Diversos críticos das práticas predatórias de publicação preferem descrever os cientistas que se valem desses veículos como vítimas ingênuas de editores inescrupulosos, mas o grupo de Mohrer não mede palavras: “Coletivamente, os artigos que examinamos eram atrozes”, escrevem. Os trabalhos foram avaliados de acordo com checklists e padrões de qualidade adequados para cada tipo – ensaios clínicos, revisões sistemáticas, etc.

“Embora a aderência às regras, e sua imposição, se dê de modo irregular, mesmo nos periódicos conceituados, a qualidade da informação em nossa amostra foi muito pior”, descrevem. “Os artigos eram particularmente deficientes na descrição dos métodos de estudo, resultados e registro”. Acrescentam: “os artigos em nossa amostra falham, de modo consistente, em fornecer informações essenciais para que os leitores possam avaliar, reproduzir ou desenvolver as descobertas”.

Desperdício

O ensaio na Nature aponta o “desperdício” trazido pelas publicações predatórias, apontando que os artigos examinados trazem, coletivamente, dados referentes a mais de 2 milhões de pessoas e mais de 8 mil animais de laboratório.

“Extrapolando, presumimos de que pelo menos 18 mil pesquisas biomédicas financiadas estejam publicadas em periódicos mal indexados e cientificamente questionáveis. Pouco desse trabalho ajudará a ciência a avançar”.

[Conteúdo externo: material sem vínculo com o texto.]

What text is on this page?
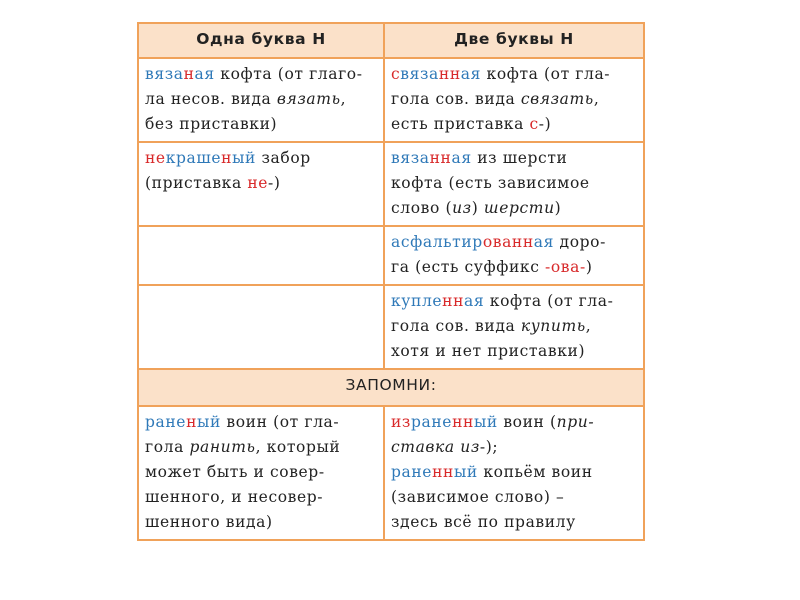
Одна буква Н	Две буквы Н

вязаная кофта (от глаго-
ла несов. вида вязать,
без приставки)	связанная кофта (от гла-
гола сов. вида связать,
есть приставка с-)

некрашеный забор
(приставка не-)	вязанная из шерсти
кофта (есть зависимое
слово (из) шерсти)

	асфальтированная доро-
га (есть суффикс -ова-)

	купленная кофта (от гла-
гола сов. вида купить,
хотя и нет приставки)

ЗАПОМНИ:	

раненый воин (от гла-
гола ранить, который
может быть и совер-
шенного, и несовер-
шенного вида)	израненный воин (при-
ставка из-);
раненный копьём воин
(зависимое слово) –
здесь всё по правилу
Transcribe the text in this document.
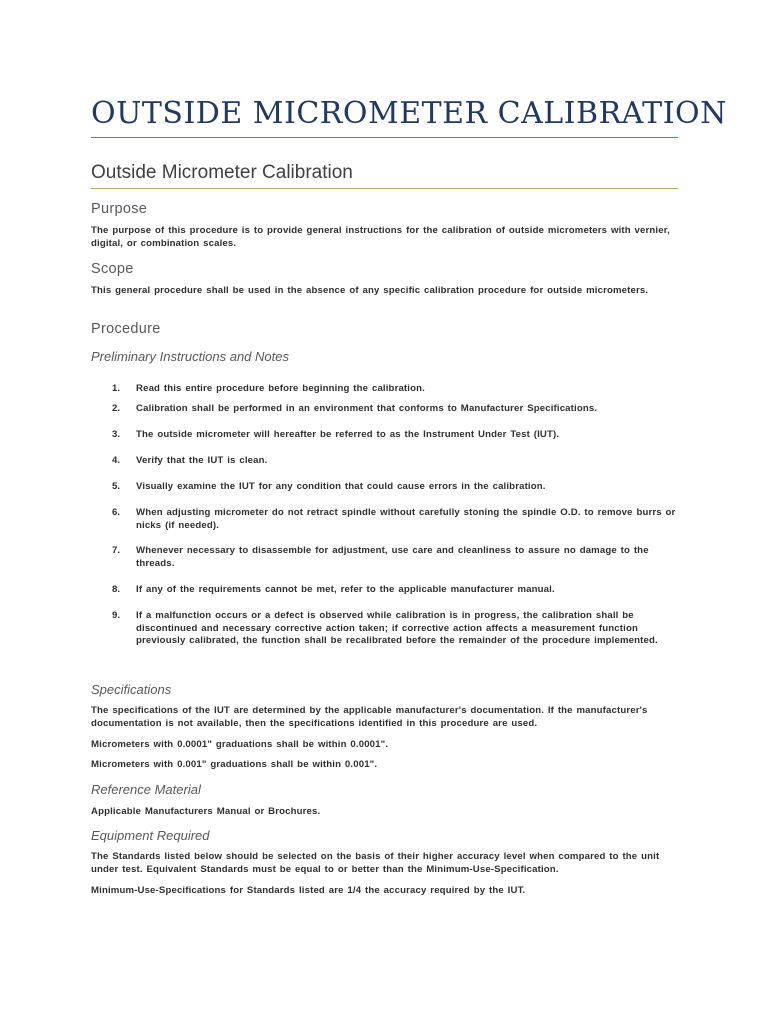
OUTSIDE MICROMETER CALIBRATION
Outside Micrometer Calibration
Purpose
The purpose of this procedure is to provide general instructions for the calibration of outside micrometers with vernier, digital, or combination scales.
Scope
This general procedure shall be used in the absence of any specific calibration procedure for outside micrometers.
Procedure
Preliminary Instructions and Notes
1. Read this entire procedure before beginning the calibration.
2. Calibration shall be performed in an environment that conforms to Manufacturer Specifications.
3. The outside micrometer will hereafter be referred to as the Instrument Under Test (IUT).
4. Verify that the IUT is clean.
5. Visually examine the IUT for any condition that could cause errors in the calibration.
6. When adjusting micrometer do not retract spindle without carefully stoning the spindle O.D. to remove burrs or nicks (if needed).
7. Whenever necessary to disassemble for adjustment, use care and cleanliness to assure no damage to the threads.
8. If any of the requirements cannot be met, refer to the applicable manufacturer manual.
9. If a malfunction occurs or a defect is observed while calibration is in progress, the calibration shall be discontinued and necessary corrective action taken; if corrective action affects a measurement function previously calibrated, the function shall be recalibrated before the remainder of the procedure implemented.
Specifications
The specifications of the IUT are determined by the applicable manufacturer's documentation. If the manufacturer's documentation is not available, then the specifications identified in this procedure are used.
Micrometers with 0.0001" graduations shall be within 0.0001".
Micrometers with 0.001" graduations shall be within 0.001".
Reference Material
Applicable Manufacturers Manual or Brochures.
Equipment Required
The Standards listed below should be selected on the basis of their higher accuracy level when compared to the unit under test. Equivalent Standards must be equal to or better than the Minimum-Use-Specification.
Minimum-Use-Specifications for Standards listed are 1/4 the accuracy required by the IUT.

Para os autores, isso representa um grave problema ético: “Pessoas que concordam em participar de estudos esperam que sua participação beneficie pacientes no futuro.  O uso de animais em pesquisa biomédica é justificado pela pressuposição de que os experimentos trarão informações valiosas”.


A peça de opinião termina exortando as agências de fomento e os responsáveis processos de promoção dentro da carreira acadêmica a vigiar e reprimir pesquisadores que se valem de periódicos predatórios. “Ao buscar promoção ou financiamento, pesquisadores deveriam incluir a declaração de que seus currículos estão livres de publicações predatórias”, aponta o texto.

"O trabalho de Moher et al levanta um fato novo e muito preocupante sobre os periódicos predatórios. Sempre acreditamos que os autores que publicam nessas revistas fossem de países em desenvolvimento, com menor acesso à informação", disse Natália Pasternak Taschner, pesquisadora do Instituto de Ciências Biomédicas (ICB) da USP, comentando os resultados. "Este trabalho mostra que não, muitos autores são de países desenvolvidos e com financiamento de instituições públicas reconhecidas. Ficam então algumas questões: quem publica nessas revistas, o que motiva autores a fazê-lo, como evitar que isso aconteça".

"Barrar promoções e planos de carreira para aqueles que publicam nestes periódicos é uma boa opção, assim como criar plataformas que denunciem estas revistas", acredita. "Por que devemos nos preocupar com isso? Porque a mera existência destas revistas encoraja uma ciência mal feita e pouco rigorosa, com desperdício de verbas, voluntários e animais de pesquisa. Se o pesquisador sabe que pode fazer um trabalho mal feito e terá como publicar, o mercado negro cresce".

Além do ensaio na Nature, o grupo publicou seus dados na plataforma Open Science Framework.